The Gulf fritillary butterfly, also known as the passion butterfly, lays its eggs exclusively on the purple passion-flower vine, it’s “host plant.” Its caterpillars won’t eat any other plant. CREATIVE COMMONS/Wikipedia

Caterpillars very picky about what they eat

During the weekly Nature Ramble at the State Botanical Garden in Athens last week, we paused to examine a sprawling purple passion-flower vine on a fence. Now blooming across Georgia, the passion-flower, or may-pop, is one of the state‘s most beautiful, eye-catching wildflowers.

We were paying more attention, though, to the vine’s bright green leaves, looking for the orangish-colored caterpillars of the Gulf fritillary butterfly. The caterpillars we found were tiny, apparently newly-hatched.

During the next few days, they will feed voraciously on the foliage (if they can avoid predators) until they are large enough to form chrysalises, from which the adult orange-and-black fritillary butterflies will emerge.
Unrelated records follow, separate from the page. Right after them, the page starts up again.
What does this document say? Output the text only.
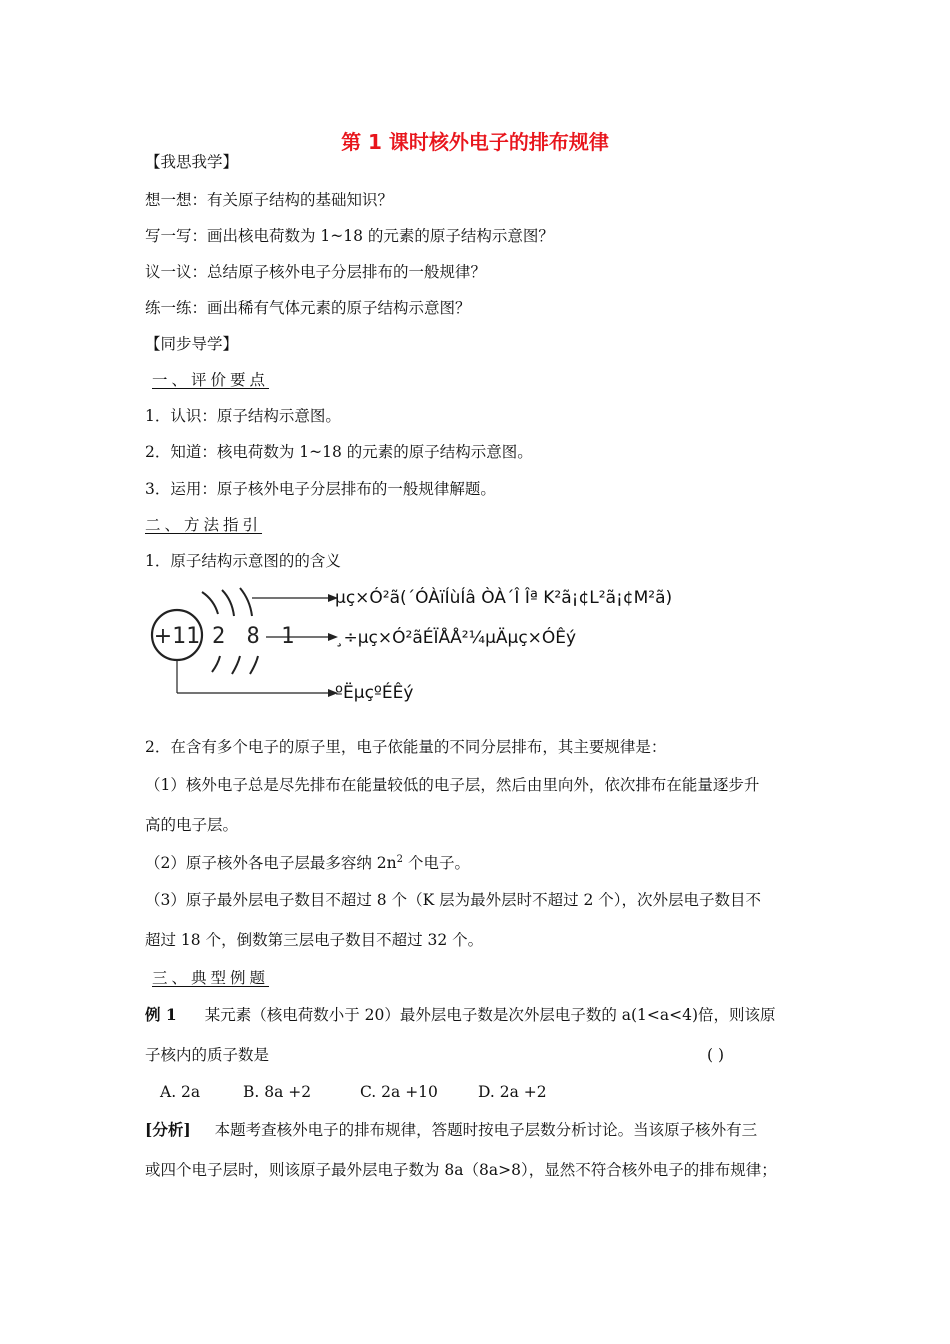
第 1 课时核外电子的排布规律
【我思我学】
想一想：有关原子结构的基础知识？
写一写：画出核电荷数为 1~18 的元素的原子结构示意图？
议一议：总结原子核外电子分层排布的一般规律？
练一练：画出稀有气体元素的原子结构示意图？
【同步导学】
一、评价要点
1．认识：原子结构示意图。
2．知道：核电荷数为 1~18 的元素的原子结构示意图。
3．运用：原子核外电子分层排布的一般规律解题。
二、方法指引
1．原子结构示意图的的含义
+11 2 8 1
µç×Ó²ã(´ÓÀïÍùÍâ ÒÀ´Î Îª K²ã¡¢L²ã¡¢M²ã)
¸÷µç×Ó²ãÉÏÅÅ²¼µÄµç×ÓÊý
ºËµçºÉÊý
2．在含有多个电子的原子里，电子依能量的不同分层排布，其主要规律是：
（1）核外电子总是尽先排布在能量较低的电子层，然后由里向外，依次排布在能量逐步升
高的电子层。
（2）原子核外各电子层最多容纳 $2n^2$ 个电子。
（3）原子最外层电子数目不超过 8 个（K 层为最外层时不超过 2 个），次外层电子数目不
超过 18 个，倒数第三层电子数目不超过 32 个。
三、典型例题
例 1 某元素（核电荷数小于 20）最外层电子数是次外层电子数的 a(1<a<4)倍，则该原
子核内的质子数是	( )
A. 2a	B. 8a +2	C. 2a +10	D. 2a +2
[分析] 本题考查核外电子的排布规律，答题时按电子层数分析讨论。当该原子核外有三
或四个电子层时，则该原子最外层电子数为 8a（8a>8），显然不符合核外电子的排布规律；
You won’t find Gulf fritillary caterpillars on any other plant except the passion-flower, the butterfly’s “host plant.” If there were no passion-flowers, there would be no Gulf fritillaries.

The caterpillars of numerous other species of butterflies and their close cousins, the moths, have similar bonds with specific plants. Monarch butterfly caterpillars, for instance, eat only milkweed plants; zebra swallowtail caterpillars eat only foliage of pawpaw trees.

Some butterflies are named for their host plants. The pipevine swallowtail’s caterpillars feed (no surprise) on pipevine; emperor hackberry caterpillars feed on hackberry. The Gulf fritiallary has even been called passion butterfly because of its preference.

When laying eggs, a female butterfly detects her host plant by landing on a leaf and tasting it with her feet, where her taste receptors are located. If the eggs are laid on the wrong plant, the caterpillars that hatch won’t survive.

For a list of other Georgia butterflies and their host plants, go to:

IN THE SKY: From David Dundee, Tellus Science Museum astronomer: The moon will be full on Wednesday — the “Green Corn Moon,” as the Cherokee people called June’s full moon. Venus is in the west at dusk and sets about two hours later. Mars rises in the east just before midnight. Jupiter is high in the east at dusk and will appear near the moon tonight. Saturn rises in the east just before dark and will appear near the moon on Wednesday night.